Wilkinson's latest novel is itself a lesson in the vagaries of the publishing industry and the human heart.

Like his main character, Wilkinson had moved his family to Alpine (he has two sons and, unlike his character, no history of drug or alcohol abuse) to make a new life in the Big Bend region. He became writer-in-residence at Sul Ross State University, built a house overlooking Cathedral Peak, and befriended the sometimes-eccentric residents of the beautiful but isolated place. But his real-life marriage was falling apart.


Courtesy

David Marion Wilkin-son's new novel, “Where the Mountains Are Thieves,” follows a middle-aged author who moves with his wife and young son to rebuild their lives.

“You could sit there and watch the sun go down with a sense of peace and a feeling that everything's OK, but then you look around and see it's not,” he said.

Careerwise, it actually started in 2001. After three years of work, Wilkinson's last novel, “Oblivion's Altar,” was hot off the presses and receiving positive reviews when the events of 9/11 changed everything. The nation was in turmoil, and no one was reading fiction. Wilkinson turned instead to nonfiction with “One Ranger,” a biography co-written with famed Texas Ranger Joaquin Jackson.

Suddenly nonfiction agents were hitting him up with work-for-hire projects, and he realized they saw writers as interchangeable widgets. Like his character Jesse, Wilkinson was desperate to prove he still had fiction-writing chops.

Nearly broke and recently divorced, he found himself back working oil fields as he had in his youth. He didn't write for two years. When the words came, “Where the Mountains are Thieves” became a different, better, more honest book.

“There's a little anger in the book, along with frustration, sorrow, regret,” he admitted.

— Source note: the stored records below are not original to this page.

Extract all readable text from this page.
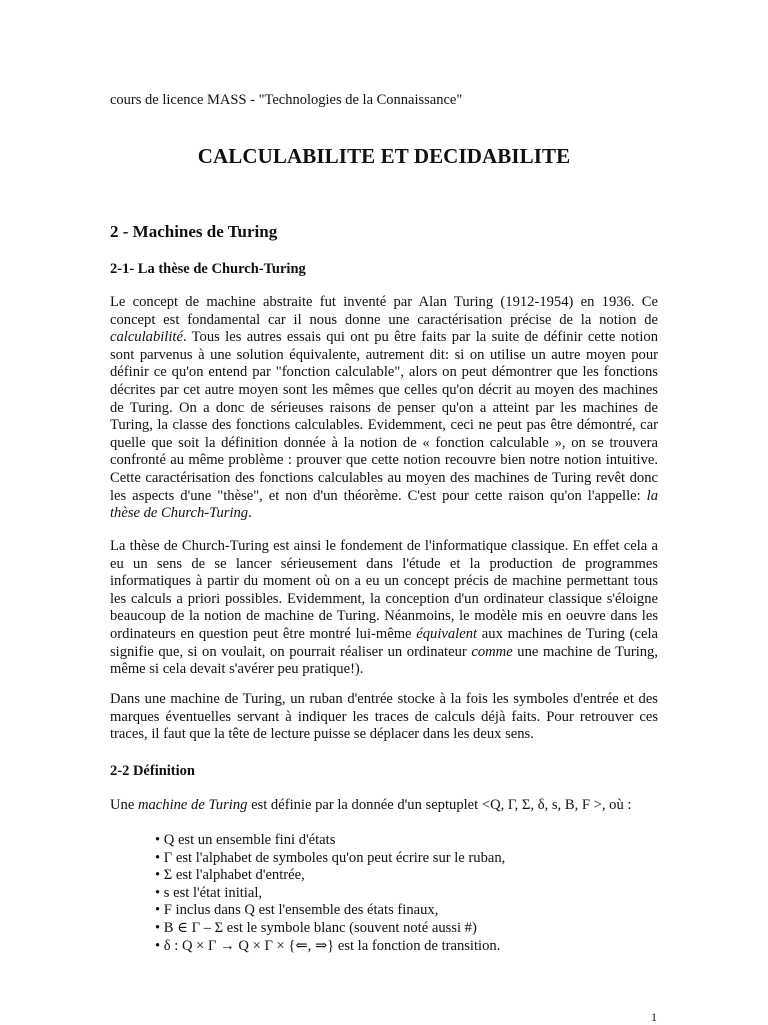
cours de licence MASS - "Technologies de la Connaissance"
CALCULABILITE ET DECIDABILITE
2 - Machines de Turing
2-1- La thèse de Church-Turing
Le concept de machine abstraite fut inventé par Alan Turing (1912-1954) en 1936. Ce concept est fondamental car il nous donne une caractérisation précise de la notion de calculabilité. Tous les autres essais qui ont pu être faits par la suite de définir cette notion sont parvenus à une solution équivalente, autrement dit: si on utilise un autre moyen pour définir ce qu'on entend par "fonction calculable", alors on peut démontrer que les fonctions décrites par cet autre moyen sont les mêmes que celles qu'on décrit au moyen des machines de Turing. On a donc de sérieuses raisons de penser qu'on a atteint par les machines de Turing, la classe des fonctions calculables. Evidemment, ceci ne peut pas être démontré, car quelle que soit la définition donnée à la notion de « fonction calculable », on se trouvera confronté au même problème : prouver que cette notion recouvre bien notre notion intuitive. Cette caractérisation des fonctions calculables au moyen des machines de Turing revêt donc les aspects d'une "thèse", et non d'un théorème. C'est pour cette raison qu'on l'appelle: la thèse de Church-Turing.
La thèse de Church-Turing est ainsi le fondement de l'informatique classique. En effet cela a eu un sens de se lancer sérieusement dans l'étude et la production de programmes informatiques à partir du moment où on a eu un concept précis de machine permettant tous les calculs a priori possibles. Evidemment, la conception d'un ordinateur classique s'éloigne beaucoup de la notion de machine de Turing. Néanmoins, le modèle mis en oeuvre dans les ordinateurs en question peut être montré lui-même équivalent aux machines de Turing (cela signifie que, si on voulait, on pourrait réaliser un ordinateur comme une machine de Turing, même si cela devait s'avérer peu pratique!).
Dans une machine de Turing, un ruban d'entrée stocke à la fois les symboles d'entrée et des marques éventuelles servant à indiquer les traces de calculs déjà faits. Pour retrouver ces traces, il faut que la tête de lecture puisse se déplacer dans les deux sens.
2-2 Définition
Une machine de Turing est définie par la donnée d'un septuplet <Q, Γ, Σ, δ, s, B, F >, où :
• Q est un ensemble fini d'états
• Γ est l'alphabet de symboles qu'on peut écrire sur le ruban,
• Σ est l'alphabet d'entrée,
• s est l'état initial,
• F inclus dans Q est l'ensemble des états finaux,
• B ∈ Γ – Σ est le symbole blanc (souvent noté aussi #)
• δ : Q × Γ → Q × Γ × {⇐, ⇒} est la fonction de transition.
1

It's the writer's story of when art meets commerce. Wilkinson cites Herman Melville, who stopped writing and became a customs inspector. Only after his death did perhaps his best novel, “Billy Budd,” see publication.

These days, Wilkinson is not sure about his next novel. His writing career has taken another turn. He's been working as a writer on a History Channel miniseries about the Texas Rangers, and another in development about women spies during the Civil War.

“It changes every day,” he said of writing for television. “I'm good at that from what I've been through.”